In zwei Berliner Bezirken hat sich die Schulplatzsituation diesmal entspannt. Mitte hatte zwar zunächst den Anmeldungen zufolge eine Lücke von 60 Plätzen genannt. Laut einem Sprecher richtet der Bezirk nun aber jeweils eine zusätzliche Klasse am Gymnasium Tiergarten und am Diesterweg-Gymnasium ein, damit alle einen Schulplatz erhalten.
Wie Mitte und Pankow hatte auch Treptow-Köpenick im vergangenen Jahr Schwierigkeiten, alle Schülerinnen und Schüler unterzubringen.
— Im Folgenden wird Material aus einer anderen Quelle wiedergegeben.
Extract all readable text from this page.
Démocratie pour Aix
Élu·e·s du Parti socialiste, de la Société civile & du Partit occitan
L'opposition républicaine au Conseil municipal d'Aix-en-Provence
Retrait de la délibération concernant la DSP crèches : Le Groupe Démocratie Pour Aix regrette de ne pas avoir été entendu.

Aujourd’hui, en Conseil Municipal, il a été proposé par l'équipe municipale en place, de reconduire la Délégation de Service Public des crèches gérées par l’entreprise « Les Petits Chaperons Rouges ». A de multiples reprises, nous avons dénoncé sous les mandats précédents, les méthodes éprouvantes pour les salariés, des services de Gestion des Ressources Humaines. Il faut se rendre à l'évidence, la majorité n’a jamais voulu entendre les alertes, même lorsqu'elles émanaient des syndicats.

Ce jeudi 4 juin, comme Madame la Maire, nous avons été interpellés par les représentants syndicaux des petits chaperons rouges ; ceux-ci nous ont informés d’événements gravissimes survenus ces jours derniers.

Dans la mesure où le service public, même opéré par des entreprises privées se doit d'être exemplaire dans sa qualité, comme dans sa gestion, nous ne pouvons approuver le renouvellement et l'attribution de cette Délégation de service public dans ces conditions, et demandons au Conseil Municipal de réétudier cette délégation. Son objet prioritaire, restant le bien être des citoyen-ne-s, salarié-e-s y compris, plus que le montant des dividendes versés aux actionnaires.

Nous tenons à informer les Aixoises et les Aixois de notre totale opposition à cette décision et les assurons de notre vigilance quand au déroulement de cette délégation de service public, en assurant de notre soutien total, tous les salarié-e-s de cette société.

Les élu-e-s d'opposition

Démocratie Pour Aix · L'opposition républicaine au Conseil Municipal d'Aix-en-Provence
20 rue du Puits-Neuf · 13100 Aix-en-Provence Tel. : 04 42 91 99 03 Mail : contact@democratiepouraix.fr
Nach den diesjährigen Anmeldungen hieß es aus dem Bezirk, weitere Plätze stünden durch ein neu gegründetes Gymnasium zur Verfügung, so dass das rechnerische Defizit weitgehend ausgeglichen werden könne.
Zudem macht es sich aus Sicht des Bezirks zahlenmäßig bemerkbar, dass die Früheinschulung mit fünfeinhalb Jahren zum Schuljahr 2017/18 aufgehoben worden sei. Schon ein Schuljahr davor hätten die Eltern ihre Kinder leichter von der Einschulung zurückstellen können. Bei der aktuellen sechsten Jahrgangsstufe handele es sich "um einen vergleichsweise statistisch unterrepräsentierten Jahrgang".
Am 14. Juni sollen laut der Bildungsverwaltung die Bescheide über Aufnahme oder Nichtaufnahme an die Eltern der künftigen Siebtklässler versandt werden. Bis spätestens 5. Juli soll es Alternativvorschläge für Kinder geben, die nicht an einer ihrer Wunschschulen aufgenommen werden.